Minda, a scientist, was pretty surprised and enthused when I recently came home with an armful of cheese substitutes, gleaned from a spectrum of local health food stores. If we could find a palatable, meltable fake-o, she’d be all over it. So, armed with a big loaf of white bread, some tomatoes, and a few friends, we sliced up the bricks and had an imitation-grilled-cheese fiesta. There was artificial cheddar and mozzarella, a couple hunks of soy feta, and, of course, individually wrapped ersatz American slices. Some of them had actual casein or other milk-derived additives. Others were pure plant.
So we set up an assembly line with margarine at one end and a frying pan on the other. Oy. As you might imagine, success spanned the gamut from reasonably dull but cheeselike (it’s not hard to fake boring factory mozzarella) to a whole spectrum of grimy flavors, gritty textures, or otherwise bizarre vegetal misfires. Unfortunately, nothing beat our control group (Kraft singles, of course—an imitation that beats all imitators), and by the end of the meal it was clear that if it wasn’t going to plug our arteries, doppelganger cheese was definitely going to plug some other tube. The Scientist and I were laid up for a week while our internal flora scrambled to keep up with innovation.
The next obvious step was to break out the Doritos and take a look at the other end of the market, but after this experience, I wasn’t sure my tract could tolerate much –whiz, –its, or –eeta.
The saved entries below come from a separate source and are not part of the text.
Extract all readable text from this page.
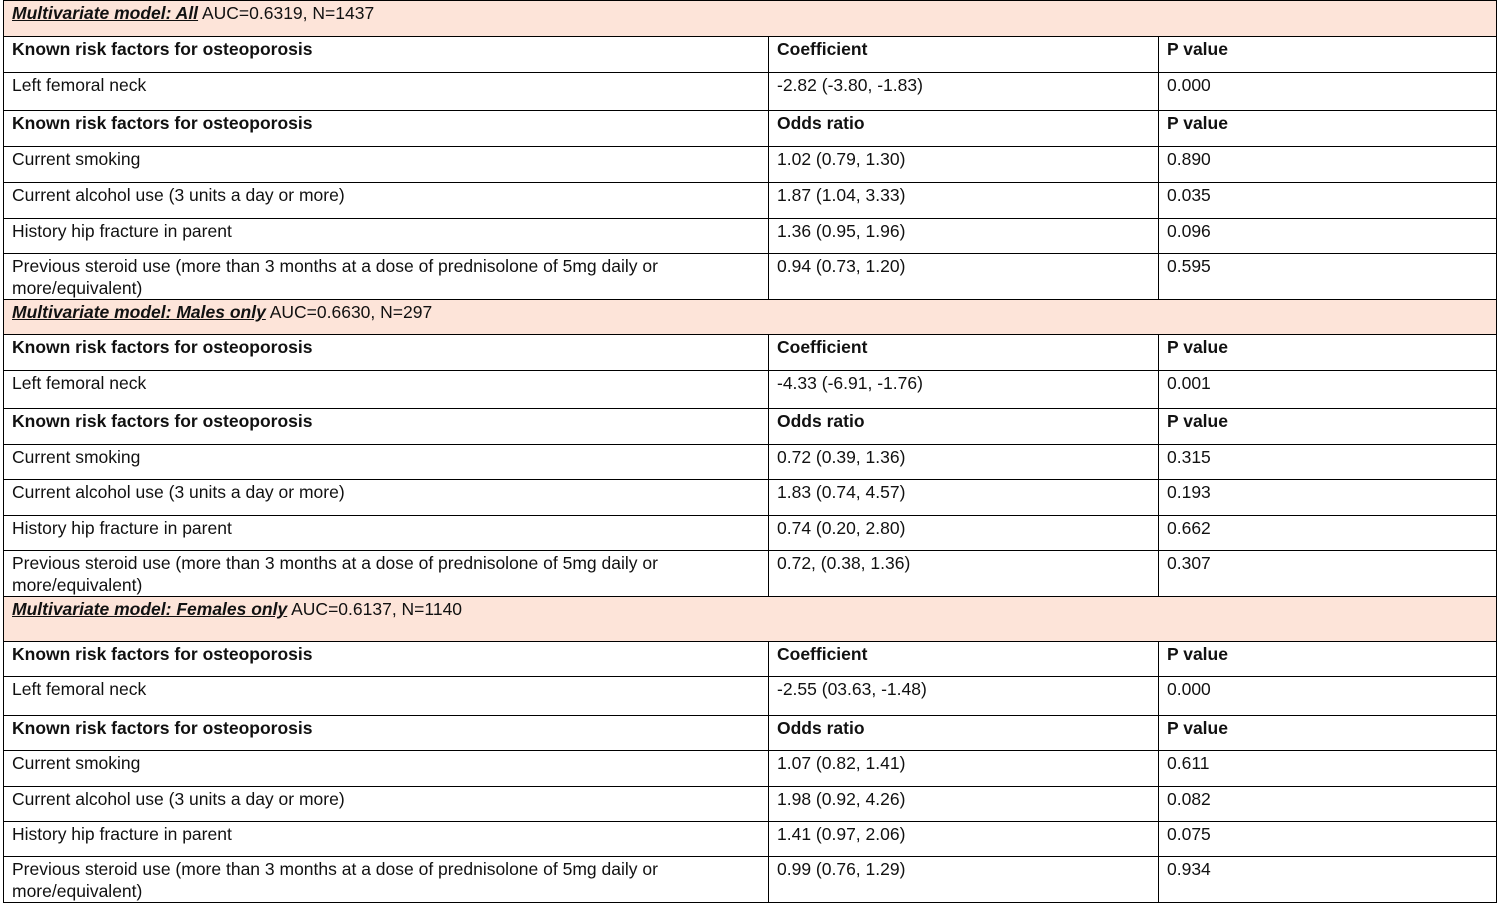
Multivariate model: All AUC=0.6319, N=1437		
Known risk factors for osteoporosis	Coefficient	P value
Left femoral neck	-2.82 (-3.80, -1.83)	0.000
Known risk factors for osteoporosis	Odds ratio	P value
Current smoking	1.02 (0.79, 1.30)	0.890
Current alcohol use (3 units a day or more)	1.87 (1.04, 3.33)	0.035
History hip fracture in parent	1.36 (0.95, 1.96)	0.096
Previous steroid use (more than 3 months at a dose of prednisolone of 5mg daily or more/equivalent)	0.94 (0.73, 1.20)	0.595
Multivariate model: Males only AUC=0.6630, N=297		
Known risk factors for osteoporosis	Coefficient	P value
Left femoral neck	-4.33 (-6.91, -1.76)	0.001
Known risk factors for osteoporosis	Odds ratio	P value
Current smoking	0.72 (0.39, 1.36)	0.315
Current alcohol use (3 units a day or more)	1.83 (0.74, 4.57)	0.193
History hip fracture in parent	0.74 (0.20, 2.80)	0.662
Previous steroid use (more than 3 months at a dose of prednisolone of 5mg daily or more/equivalent)	0.72, (0.38, 1.36)	0.307
Multivariate model: Females only AUC=0.6137, N=1140		
Known risk factors for osteoporosis	Coefficient	P value
Left femoral neck	-2.55 (03.63, -1.48)	0.000
Known risk factors for osteoporosis	Odds ratio	P value
Current smoking	1.07 (0.82, 1.41)	0.611
Current alcohol use (3 units a day or more)	1.98 (0.92, 4.26)	0.082
History hip fracture in parent	1.41 (0.97, 2.06)	0.075
Previous steroid use (more than 3 months at a dose of prednisolone of 5mg daily or more/equivalent)	0.99 (0.76, 1.29)	0.934
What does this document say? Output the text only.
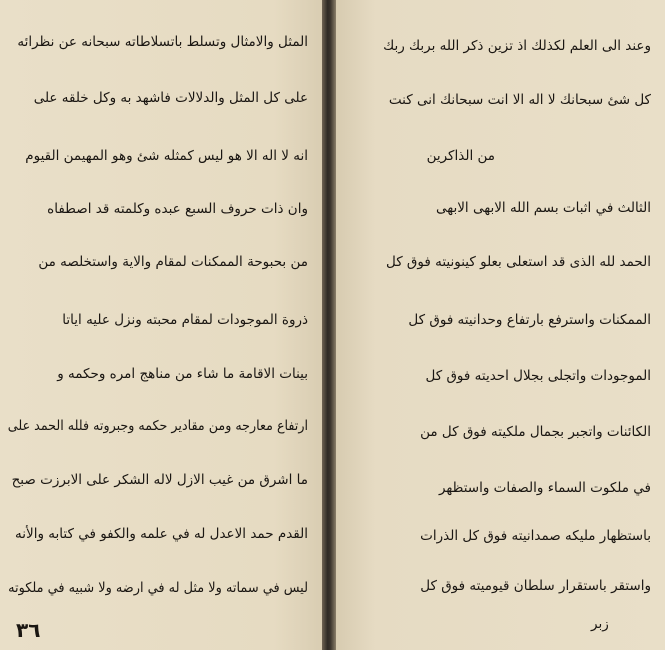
المثل والامثال وتسلط باتسلاطاته سبحانه عن نظرائه
على كل المثل والدلالات فاشهد به وكل خلقه على
انه لا اله الا هو ليس كمثله شئ وهو المهيمن القيوم
وان ذات حروف السبع عبده وكلمته قد اصطفاه
من بحبوحة الممكنات لمقام والاية واستخلصه من
ذروة الموجودات لمقام محبته ونزل عليه اياتا
بينات الاقامة ما شاء من مناهج امره وحكمه و
ارتفاع معارجه ومن مقادير حكمه وجبروته فلله الحمد على
ما اشرق من غيب الازل لاله الشكر على الابرزت صبح
القدم حمد الاعدل له في علمه والكفو في كتابه والأنه
ليس في سماته ولا مثل له في ارضه ولا شبيه في ملكوته
٣٦
وعند الى العلم لكذلك اذ تزين ذكر الله بربك ربك
كل شئ سبحانك لا اله الا انت سبحانك انى كنت
من الذاكرين
الثالث في اثبات بسم الله الابهى الابهى
الحمد لله الذى قد استعلى بعلو كينونيته فوق كل
الممكنات واسترفع بارتفاع وحدانيته فوق كل
الموجودات واتجلى بجلال احديته فوق كل
الكائنات واتجبر بجمال ملكيته فوق كل من
في ملكوت السماء والصفات واستظهر
باستظهار مليكه صمدانيته فوق كل الذرات
واستقر باستقرار سلطان قيوميته فوق كل
زبر
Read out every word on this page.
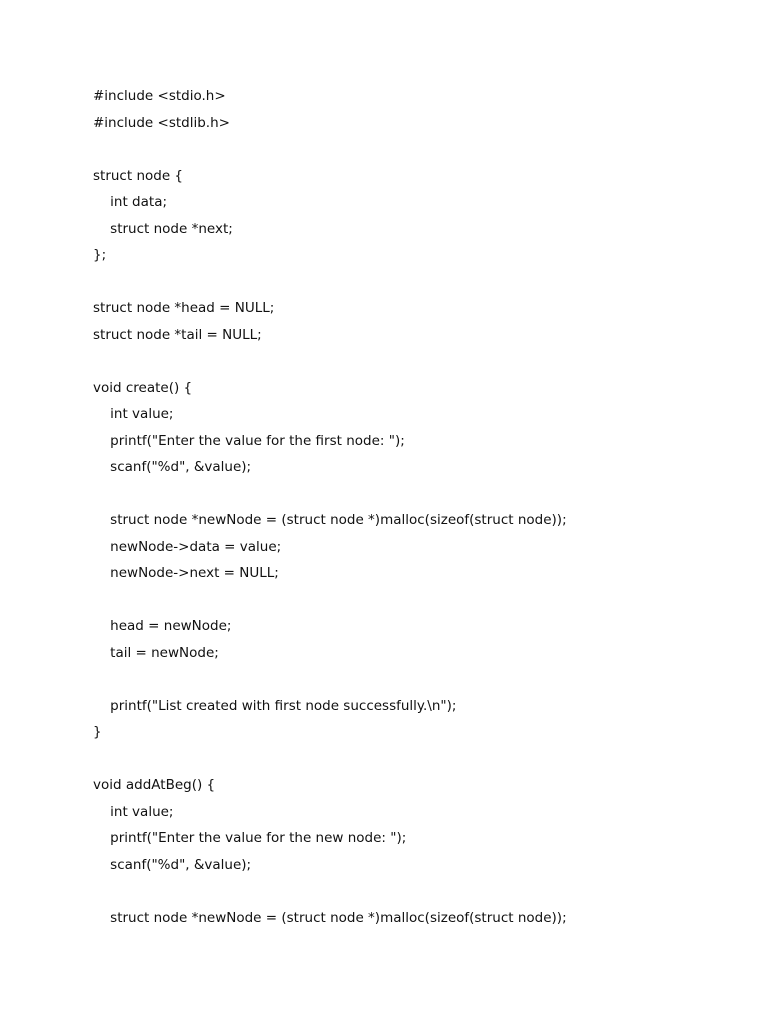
#include <stdio.h>
#include <stdlib.h>
struct node {
int data;
struct node *next;
};
struct node *head = NULL;
struct node *tail = NULL;
void create() {
int value;
printf("Enter the value for the first node: ");
scanf("%d", &value);
struct node *newNode = (struct node *)malloc(sizeof(struct node));
newNode->data = value;
newNode->next = NULL;
head = newNode;
tail = newNode;
printf("List created with first node successfully.\n");
}
void addAtBeg() {
int value;
printf("Enter the value for the new node: ");
scanf("%d", &value);
struct node *newNode = (struct node *)malloc(sizeof(struct node));
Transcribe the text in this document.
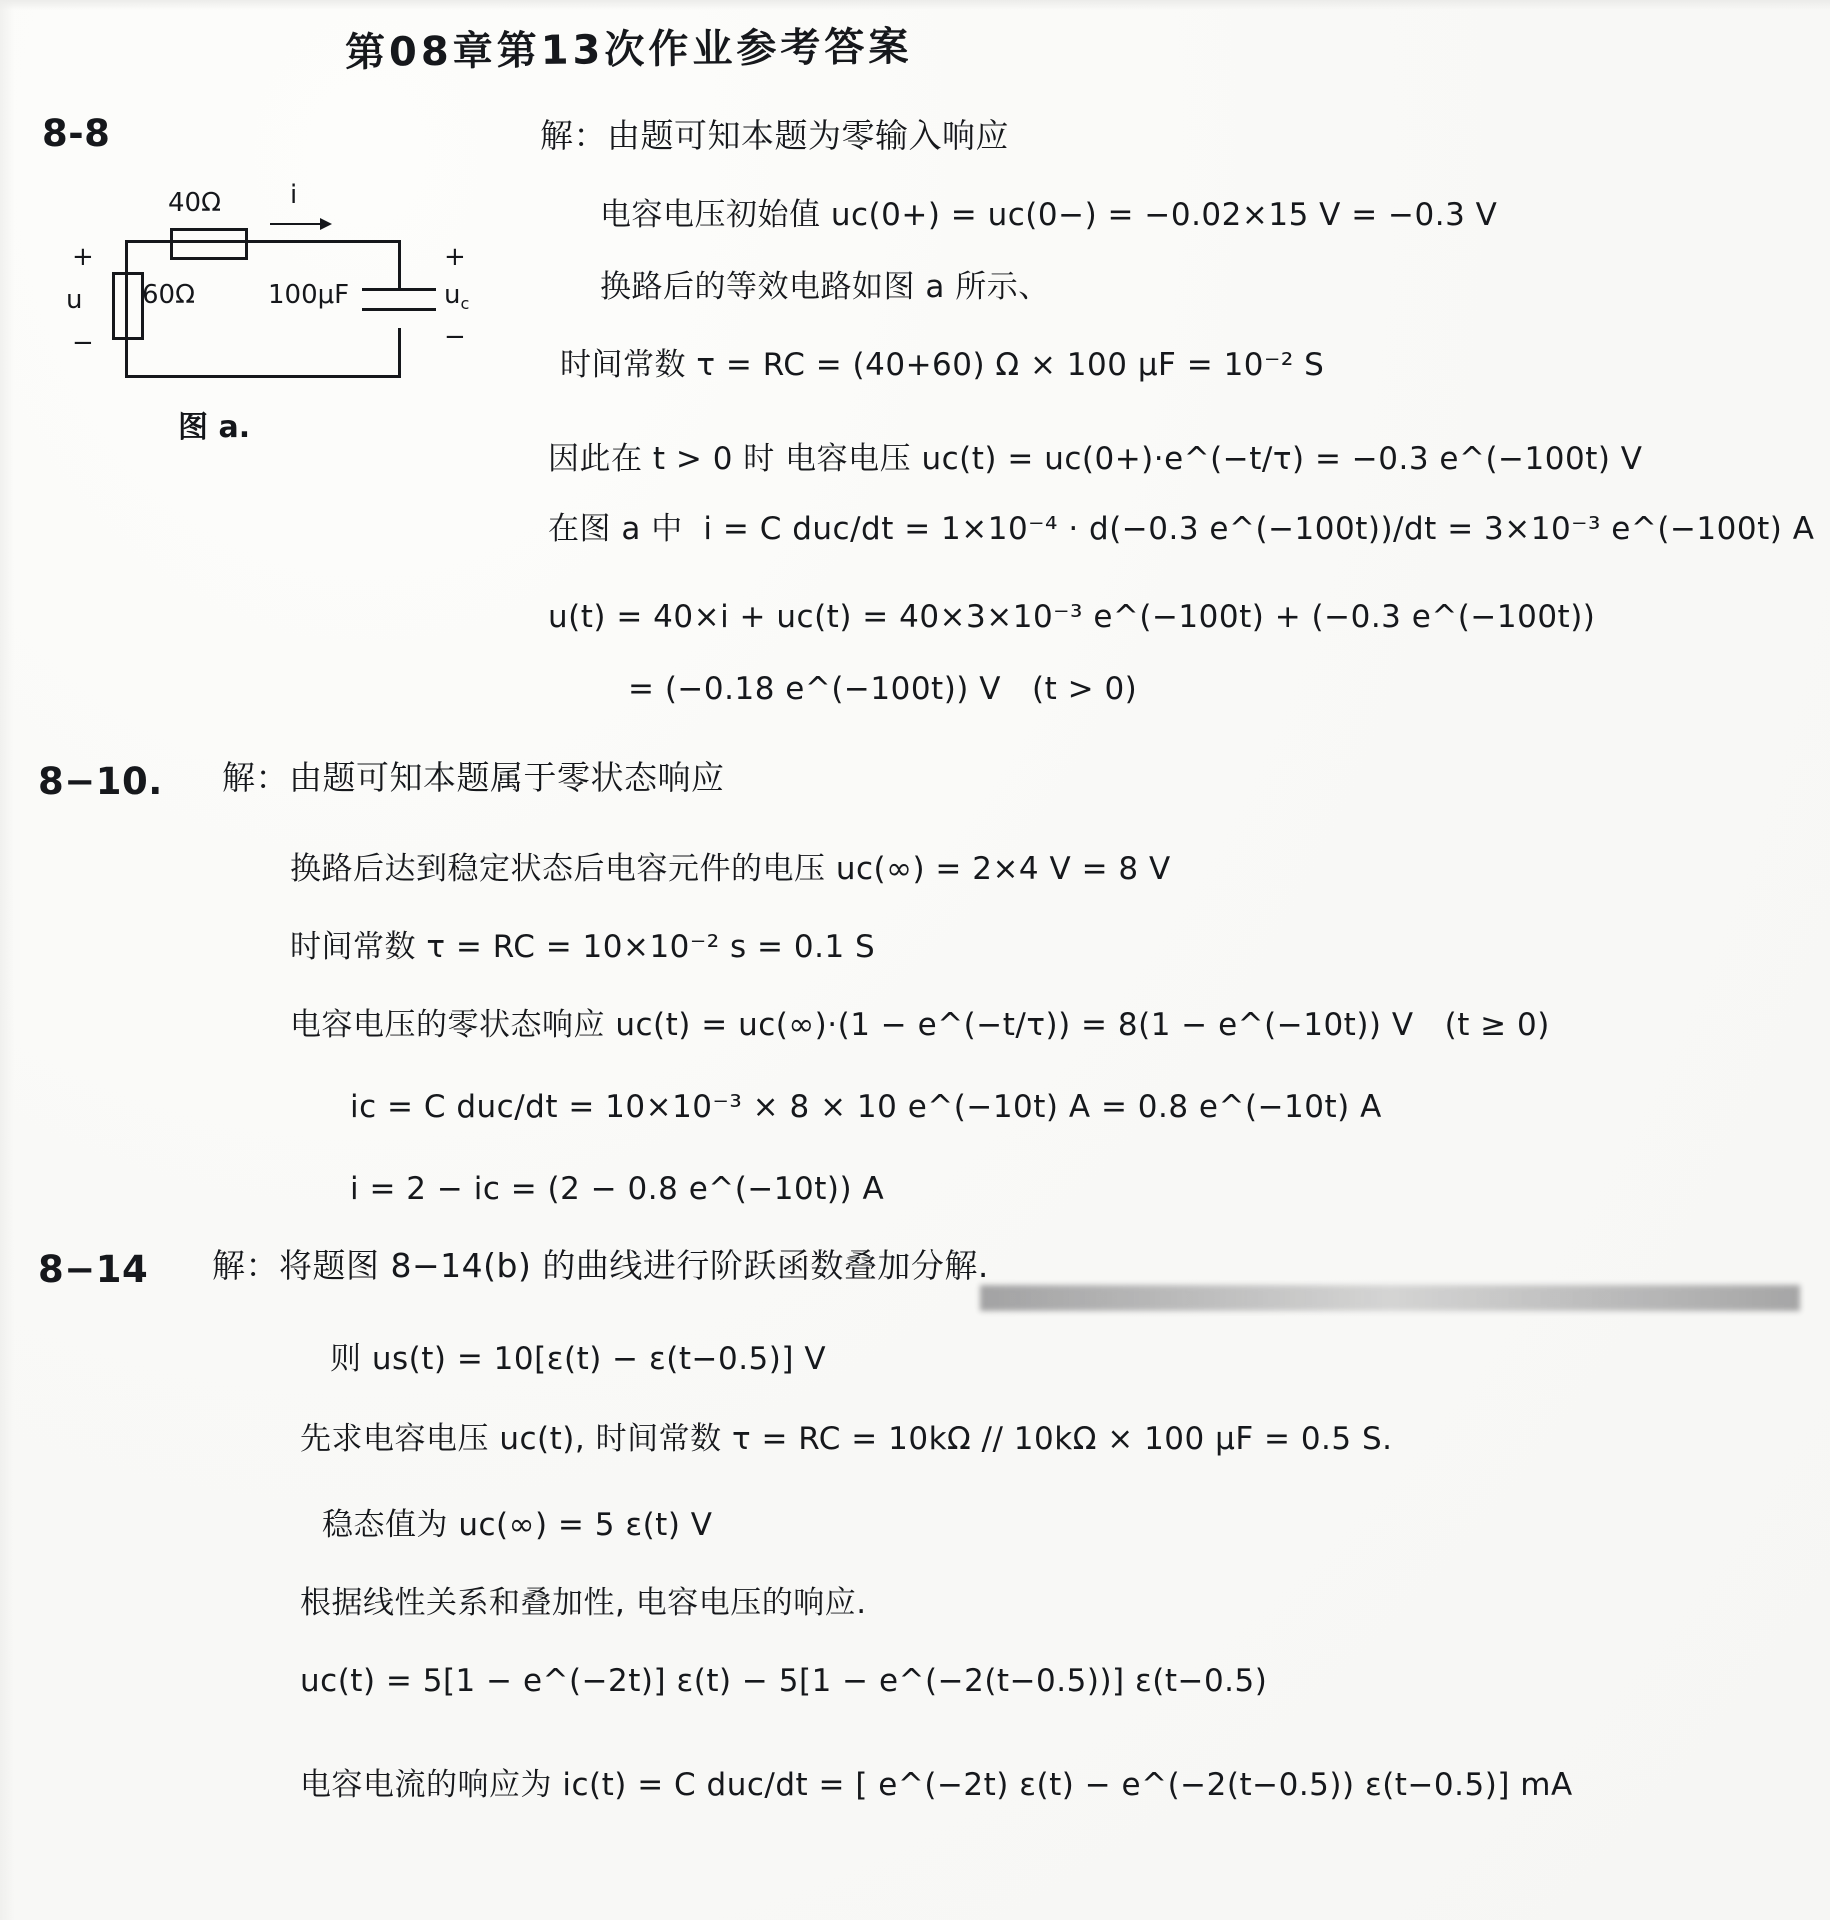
第08章第13次作业参考答案
8-8
40Ω	i
60Ω
+
u
−
100μF
+
$u_c$
−
图 a.
解：由题可知本题为零输入响应
电容电压初始值 uc(0+) = uc(0−) = −0.02×15 V = −0.3 V
换路后的等效电路如图 a 所示、
时间常数 τ = RC = (40+60) Ω × 100 μF = 10⁻² S
因此在 t > 0 时 电容电压 uc(t) = uc(0+)·e^(−t/τ) = −0.3 e^(−100t) V
在图 a 中  i = C duc/dt = 1×10⁻⁴ · d(−0.3 e^(−100t))/dt = 3×10⁻³ e^(−100t) A
u(t) = 40×i + uc(t) = 40×3×10⁻³ e^(−100t) + (−0.3 e^(−100t))
= (−0.18 e^(−100t)) V   (t > 0)
8−10. 解：由题可知本题属于零状态响应
换路后达到稳定状态后电容元件的电压 uc(∞) = 2×4 V = 8 V
时间常数 τ = RC = 10×10⁻² s = 0.1 S
电容电压的零状态响应 uc(t) = uc(∞)·(1 − e^(−t/τ)) = 8(1 − e^(−10t)) V   (t ≥ 0)
ic = C duc/dt = 10×10⁻³ × 8 × 10 e^(−10t) A = 0.8 e^(−10t) A
i = 2 − ic = (2 − 0.8 e^(−10t)) A
8−14 解：将题图 8−14(b) 的曲线进行阶跃函数叠加分解.
则 us(t) = 10[ε(t) − ε(t−0.5)] V
先求电容电压 uc(t), 时间常数 τ = RC = 10kΩ // 10kΩ × 100 μF = 0.5 S.
稳态值为 uc(∞) = 5 ε(t) V
根据线性关系和叠加性, 电容电压的响应.
uc(t) = 5[1 − e^(−2t)] ε(t) − 5[1 − e^(−2(t−0.5))] ε(t−0.5)
电容电流的响应为 ic(t) = C duc/dt = [ e^(−2t) ε(t) − e^(−2(t−0.5)) ε(t−0.5)] mA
In fact, in a world where you can buy Larvets Worm Snax (toasted edible mealworms) in Cheddar Cheese flavor, I’m not certain my body can withstand this line of questioning.
Written by Will Fertman
Illustration by Amos Goldbaum
A Boston-based writer and raconteur, Will Fertman is also the director of advertising and publicity at Boston Review.


Fake cheese
Hilarious, what a concept - fake cheese. Condolences to both your internal plumbing and all those who can not have the real thing. Fakes will never replace real cheese and if an imitation is good enough, it should be able to stand on its own.